3. Did you consider that your pursuit of a subpoena against the West Australian newspaper and its reporter Steve Pennells over his reports on the litigation in NSW would cause concerns for reporters and news editors at Fairfax and Channel 10? Some media has run with such suggestions, however it is important to note that the newspaper concerned with the subpoena had already repeatedly published the name of its source, so this is not an attempt to get a journalist to reveal their sacred source, despite some media’s incorrect suggestions. 4. You have a reputation for aggressively pursuing litigation in actions over the last two decades, do you believe that reputation is fair?
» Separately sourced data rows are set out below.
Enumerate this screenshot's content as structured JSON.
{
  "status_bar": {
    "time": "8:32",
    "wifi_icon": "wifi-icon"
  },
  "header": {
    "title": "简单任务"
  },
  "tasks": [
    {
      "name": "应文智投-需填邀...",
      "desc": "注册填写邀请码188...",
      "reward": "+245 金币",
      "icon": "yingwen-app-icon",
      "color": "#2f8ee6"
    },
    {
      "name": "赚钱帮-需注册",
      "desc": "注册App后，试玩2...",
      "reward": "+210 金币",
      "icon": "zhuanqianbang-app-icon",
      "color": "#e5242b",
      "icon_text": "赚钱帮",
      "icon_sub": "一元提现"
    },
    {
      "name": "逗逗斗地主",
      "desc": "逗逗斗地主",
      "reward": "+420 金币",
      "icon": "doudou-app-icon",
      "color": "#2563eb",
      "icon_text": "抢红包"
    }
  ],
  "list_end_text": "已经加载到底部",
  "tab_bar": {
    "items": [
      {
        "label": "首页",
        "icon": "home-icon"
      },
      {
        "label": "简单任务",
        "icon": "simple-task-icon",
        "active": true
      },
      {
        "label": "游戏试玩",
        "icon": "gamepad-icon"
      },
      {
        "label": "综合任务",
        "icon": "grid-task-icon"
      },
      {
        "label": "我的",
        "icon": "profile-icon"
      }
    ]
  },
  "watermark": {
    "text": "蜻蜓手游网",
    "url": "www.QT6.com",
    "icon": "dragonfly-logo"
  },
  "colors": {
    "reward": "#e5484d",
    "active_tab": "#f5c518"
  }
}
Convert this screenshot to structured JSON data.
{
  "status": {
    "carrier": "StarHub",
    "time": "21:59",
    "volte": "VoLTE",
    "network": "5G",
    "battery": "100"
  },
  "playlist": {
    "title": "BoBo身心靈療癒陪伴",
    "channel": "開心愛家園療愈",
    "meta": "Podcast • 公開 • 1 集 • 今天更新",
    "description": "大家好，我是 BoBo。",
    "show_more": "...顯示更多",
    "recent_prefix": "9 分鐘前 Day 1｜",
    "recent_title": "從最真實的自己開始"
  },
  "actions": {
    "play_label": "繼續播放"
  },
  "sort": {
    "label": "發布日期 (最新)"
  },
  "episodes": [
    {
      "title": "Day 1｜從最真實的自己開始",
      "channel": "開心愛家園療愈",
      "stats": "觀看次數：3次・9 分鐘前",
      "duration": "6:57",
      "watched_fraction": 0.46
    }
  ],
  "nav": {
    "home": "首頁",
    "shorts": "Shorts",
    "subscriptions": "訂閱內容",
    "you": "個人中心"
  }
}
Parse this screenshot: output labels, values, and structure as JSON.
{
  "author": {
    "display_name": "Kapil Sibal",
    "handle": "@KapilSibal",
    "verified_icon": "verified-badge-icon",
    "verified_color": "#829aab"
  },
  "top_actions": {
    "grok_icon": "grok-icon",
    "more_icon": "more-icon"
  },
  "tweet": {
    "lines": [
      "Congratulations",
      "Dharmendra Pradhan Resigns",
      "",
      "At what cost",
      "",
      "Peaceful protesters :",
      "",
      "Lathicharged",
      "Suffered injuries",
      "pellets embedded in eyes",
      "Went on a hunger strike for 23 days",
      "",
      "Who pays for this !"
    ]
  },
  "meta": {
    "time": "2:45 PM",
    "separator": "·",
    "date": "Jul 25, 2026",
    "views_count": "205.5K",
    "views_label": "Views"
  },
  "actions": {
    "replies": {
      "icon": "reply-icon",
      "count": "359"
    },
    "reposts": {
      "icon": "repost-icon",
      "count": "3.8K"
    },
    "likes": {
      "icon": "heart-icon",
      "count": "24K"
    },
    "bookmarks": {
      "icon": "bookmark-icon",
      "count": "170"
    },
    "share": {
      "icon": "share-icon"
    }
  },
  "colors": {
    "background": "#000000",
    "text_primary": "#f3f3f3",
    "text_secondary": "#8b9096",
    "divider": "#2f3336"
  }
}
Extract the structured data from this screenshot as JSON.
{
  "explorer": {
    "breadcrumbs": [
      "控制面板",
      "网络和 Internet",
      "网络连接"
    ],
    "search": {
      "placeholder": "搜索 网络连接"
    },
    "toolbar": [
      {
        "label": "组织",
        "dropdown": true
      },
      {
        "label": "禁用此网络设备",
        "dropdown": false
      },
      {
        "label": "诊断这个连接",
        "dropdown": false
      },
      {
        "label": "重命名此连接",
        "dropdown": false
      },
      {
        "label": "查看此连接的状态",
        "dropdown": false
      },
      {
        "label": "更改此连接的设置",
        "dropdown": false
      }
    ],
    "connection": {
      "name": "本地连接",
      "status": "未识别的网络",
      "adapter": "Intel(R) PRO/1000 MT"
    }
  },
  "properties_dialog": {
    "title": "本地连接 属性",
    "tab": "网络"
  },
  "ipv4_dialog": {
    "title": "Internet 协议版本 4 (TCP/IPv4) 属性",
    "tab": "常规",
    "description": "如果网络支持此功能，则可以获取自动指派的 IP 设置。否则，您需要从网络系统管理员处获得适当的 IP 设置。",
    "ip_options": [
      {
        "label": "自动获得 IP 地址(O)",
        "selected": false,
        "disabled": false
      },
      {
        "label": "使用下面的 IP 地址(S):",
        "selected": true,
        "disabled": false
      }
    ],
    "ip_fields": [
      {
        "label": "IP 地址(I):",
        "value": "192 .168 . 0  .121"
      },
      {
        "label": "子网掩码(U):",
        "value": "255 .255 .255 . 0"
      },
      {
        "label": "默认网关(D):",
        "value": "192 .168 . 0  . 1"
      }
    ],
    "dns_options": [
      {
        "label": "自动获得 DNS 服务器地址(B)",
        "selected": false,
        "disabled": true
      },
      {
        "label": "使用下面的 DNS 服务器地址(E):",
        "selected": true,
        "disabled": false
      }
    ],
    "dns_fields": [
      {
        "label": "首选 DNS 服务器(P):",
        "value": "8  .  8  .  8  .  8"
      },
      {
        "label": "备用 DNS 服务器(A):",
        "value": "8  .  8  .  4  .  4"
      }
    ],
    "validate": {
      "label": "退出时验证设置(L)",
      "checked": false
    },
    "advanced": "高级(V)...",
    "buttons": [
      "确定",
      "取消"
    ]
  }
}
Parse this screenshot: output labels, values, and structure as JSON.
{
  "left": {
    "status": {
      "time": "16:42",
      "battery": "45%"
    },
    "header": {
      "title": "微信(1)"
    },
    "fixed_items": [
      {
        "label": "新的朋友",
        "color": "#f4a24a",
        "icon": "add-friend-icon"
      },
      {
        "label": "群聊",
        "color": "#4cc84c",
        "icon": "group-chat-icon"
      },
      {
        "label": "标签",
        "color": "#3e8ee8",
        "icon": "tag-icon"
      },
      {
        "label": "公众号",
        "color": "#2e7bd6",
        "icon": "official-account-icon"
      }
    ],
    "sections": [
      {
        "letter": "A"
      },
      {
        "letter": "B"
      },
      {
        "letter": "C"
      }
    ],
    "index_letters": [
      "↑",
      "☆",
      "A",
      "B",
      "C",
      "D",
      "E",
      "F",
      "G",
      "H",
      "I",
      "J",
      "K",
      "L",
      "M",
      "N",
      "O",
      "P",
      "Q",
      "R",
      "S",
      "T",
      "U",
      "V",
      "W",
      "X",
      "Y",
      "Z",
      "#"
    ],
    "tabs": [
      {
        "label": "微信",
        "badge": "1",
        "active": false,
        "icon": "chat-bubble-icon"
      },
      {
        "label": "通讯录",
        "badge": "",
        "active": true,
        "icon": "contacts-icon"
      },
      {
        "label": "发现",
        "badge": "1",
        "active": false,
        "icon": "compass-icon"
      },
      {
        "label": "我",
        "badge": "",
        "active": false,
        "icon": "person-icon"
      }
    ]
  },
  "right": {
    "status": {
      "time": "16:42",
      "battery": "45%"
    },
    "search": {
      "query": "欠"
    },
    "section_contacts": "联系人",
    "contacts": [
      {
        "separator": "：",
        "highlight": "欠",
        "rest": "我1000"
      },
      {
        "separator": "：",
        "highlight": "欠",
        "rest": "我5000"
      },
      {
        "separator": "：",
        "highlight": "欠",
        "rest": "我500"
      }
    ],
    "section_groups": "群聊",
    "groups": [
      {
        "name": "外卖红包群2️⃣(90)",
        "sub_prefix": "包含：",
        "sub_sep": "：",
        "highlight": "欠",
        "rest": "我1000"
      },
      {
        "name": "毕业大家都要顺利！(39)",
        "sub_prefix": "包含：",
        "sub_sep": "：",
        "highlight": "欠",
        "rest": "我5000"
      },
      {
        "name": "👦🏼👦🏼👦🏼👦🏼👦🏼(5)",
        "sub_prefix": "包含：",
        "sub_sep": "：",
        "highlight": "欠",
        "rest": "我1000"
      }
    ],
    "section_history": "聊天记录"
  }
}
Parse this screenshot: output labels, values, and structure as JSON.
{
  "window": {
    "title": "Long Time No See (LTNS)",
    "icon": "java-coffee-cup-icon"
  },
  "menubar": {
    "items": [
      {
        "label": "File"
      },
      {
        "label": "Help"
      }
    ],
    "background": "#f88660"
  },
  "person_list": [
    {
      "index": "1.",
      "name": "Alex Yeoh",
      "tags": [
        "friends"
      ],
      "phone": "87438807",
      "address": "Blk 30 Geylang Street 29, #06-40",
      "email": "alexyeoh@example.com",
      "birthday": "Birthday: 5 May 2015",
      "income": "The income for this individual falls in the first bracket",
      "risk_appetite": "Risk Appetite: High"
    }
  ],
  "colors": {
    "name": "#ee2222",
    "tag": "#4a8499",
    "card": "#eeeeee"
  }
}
HPPL has had attacks from third parties on its few remaining assets after Mr Hancock’s chairmanship by people wanting ownership or benefits from such HPPL assets, e.g. Hope Downs (repeatedly, different parties), Rhodes Ridge, and regarding a small part of Kevin’s Corner. HPPL has been forced to defend these attacks in the courts, and will continue to do so. HPPL has had a very difficult journey, but under Mrs Rinehart’s chairmanship has increased shareholder value very substantially, whilst at the same time having to spend time defending attacks by others in the courts.
* Hancock Prospecting Pty Ltd requested that these attachments not be posted online.